Virgin Care community nurse Victoria Leeves-Kimber was forced to shell out £100 after exhausting a four-month appeal process with KMG Security Services and POPLA – the Parking on Private Land Appeals organisation.
On February 21, Ms Leeves-Kimber, of Elvetham Heath, dashed to Abbey Court, in Camberley, when responding to an ‘emergency’ call, parked up and was able to assist the patient.
But when she returned to her car less than 10 minutes later, she was appalled to find a parking ticket despite displaying her Virgin Care ‘on-call’ ID.
“I was absolutely gobsmacked,” the 24-year-old said. “I caught the attendant taking a picture of my car just after he’d issued me with the notice. Not only did he show a complete lack of moral judgement, he was also incredibly rude to me.
“My first concern is for my patient. This was an emergency situation. If I had wasted precious minutes sorting out parking, it could have ended very differently.”
However, a spokesman for KMG said the visit was not an emergency.
He said: “While we do everything we can, anyone who does not tell us or displays a permit, increases their risk of getting a ticket.
“Nurses visit Abbey Court all of the time. It was not an emergency, it was a regular visit. If it was an emergency we would be far more flexible. People should pop a note in their car window or contact us with how long they are going to be.”
Maurice Naylor, from Tongham, received a parking fine on June 3 after attending a funeral at Saint Augustine’s Church, in Aldershot, and he too faces a £100 fine.
The roads near the church were busy with 400 people attending the funeral, so he parked at The Range Alder-shot for around two hours.
Mr Naylor said he visited the store and bought goods before going to the funeral, and left them on the front seat of his car to prove he was a customer.
He said: “I have tried to appeal the fine and I attached the receipt of my goods but apparently it was not enough. I have been asked to provide more information but there is nothing else I can give.
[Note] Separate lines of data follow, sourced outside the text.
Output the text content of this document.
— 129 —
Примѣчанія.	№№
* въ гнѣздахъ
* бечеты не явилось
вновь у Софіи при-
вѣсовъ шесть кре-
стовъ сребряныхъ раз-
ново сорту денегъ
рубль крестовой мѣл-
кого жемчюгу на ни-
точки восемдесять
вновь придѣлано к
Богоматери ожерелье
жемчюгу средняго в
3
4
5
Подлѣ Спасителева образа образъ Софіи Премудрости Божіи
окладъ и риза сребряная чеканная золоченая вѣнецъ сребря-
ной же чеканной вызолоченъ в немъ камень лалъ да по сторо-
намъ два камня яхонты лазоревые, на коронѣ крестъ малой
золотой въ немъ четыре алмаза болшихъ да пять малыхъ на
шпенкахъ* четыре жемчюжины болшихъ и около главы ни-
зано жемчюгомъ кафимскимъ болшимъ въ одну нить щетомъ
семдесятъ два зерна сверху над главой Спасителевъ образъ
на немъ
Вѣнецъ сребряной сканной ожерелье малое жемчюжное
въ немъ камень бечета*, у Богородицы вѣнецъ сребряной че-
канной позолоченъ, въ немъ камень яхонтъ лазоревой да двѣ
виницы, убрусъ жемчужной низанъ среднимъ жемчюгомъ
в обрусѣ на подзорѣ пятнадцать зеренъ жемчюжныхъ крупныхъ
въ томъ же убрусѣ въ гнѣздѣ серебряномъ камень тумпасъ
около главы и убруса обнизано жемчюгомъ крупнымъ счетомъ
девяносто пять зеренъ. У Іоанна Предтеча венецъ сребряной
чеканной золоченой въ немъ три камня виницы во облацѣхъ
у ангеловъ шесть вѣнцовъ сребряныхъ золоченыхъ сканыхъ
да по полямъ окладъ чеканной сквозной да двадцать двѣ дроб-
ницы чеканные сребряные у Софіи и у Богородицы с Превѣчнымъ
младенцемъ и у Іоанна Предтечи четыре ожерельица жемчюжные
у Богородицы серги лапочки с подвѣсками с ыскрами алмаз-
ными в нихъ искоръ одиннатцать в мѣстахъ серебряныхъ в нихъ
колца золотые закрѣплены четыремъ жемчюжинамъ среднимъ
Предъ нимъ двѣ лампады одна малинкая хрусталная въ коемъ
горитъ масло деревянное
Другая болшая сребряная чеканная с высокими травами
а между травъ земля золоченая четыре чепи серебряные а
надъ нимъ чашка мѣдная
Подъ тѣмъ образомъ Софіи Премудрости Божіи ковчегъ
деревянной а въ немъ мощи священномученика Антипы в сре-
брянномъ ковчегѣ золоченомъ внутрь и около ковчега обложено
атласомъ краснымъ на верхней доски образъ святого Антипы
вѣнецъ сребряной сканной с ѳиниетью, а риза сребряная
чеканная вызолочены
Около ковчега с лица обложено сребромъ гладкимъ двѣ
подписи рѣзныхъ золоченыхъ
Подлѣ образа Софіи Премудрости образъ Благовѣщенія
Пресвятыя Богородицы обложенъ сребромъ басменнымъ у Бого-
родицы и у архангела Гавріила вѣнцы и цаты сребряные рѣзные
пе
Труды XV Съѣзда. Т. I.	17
“I have since spoken to a traffic warden and he said if I had parked on the road I would have faced a £70 fine, reduced to £35 if I had paid within 14 days.”
On May 30, Church Crookham resident David Nicholls went to give blood at the Harlington Centre in Fleet. He parked in the centre’s car park and placed a complimentary two-hour permit from the council on his dashboard.
When he returned one hour later, he was similarly shocked to find he had been issued a parking ticket, later learning the permit was valid only for nearby Victoria Road car park.
He said the permit itself did not state which car park it was for, while a letter from the blood donation service alluded to it in an additional note rather than in the main body of the letter.
“I cannot comprehend this – it makes no sense at all,” he said. “I wonder how many people would give up giving blood if they all got treated like this?”
A spokesman for Hart District Council said: “Parking concessions are given to the blood donation service free of charge for one hour parking, and it has been running successfully for many years without any issues. People using these passes were instructed by the letter issued to them from the blood donation service, that they were to be used in Victoria Road car park.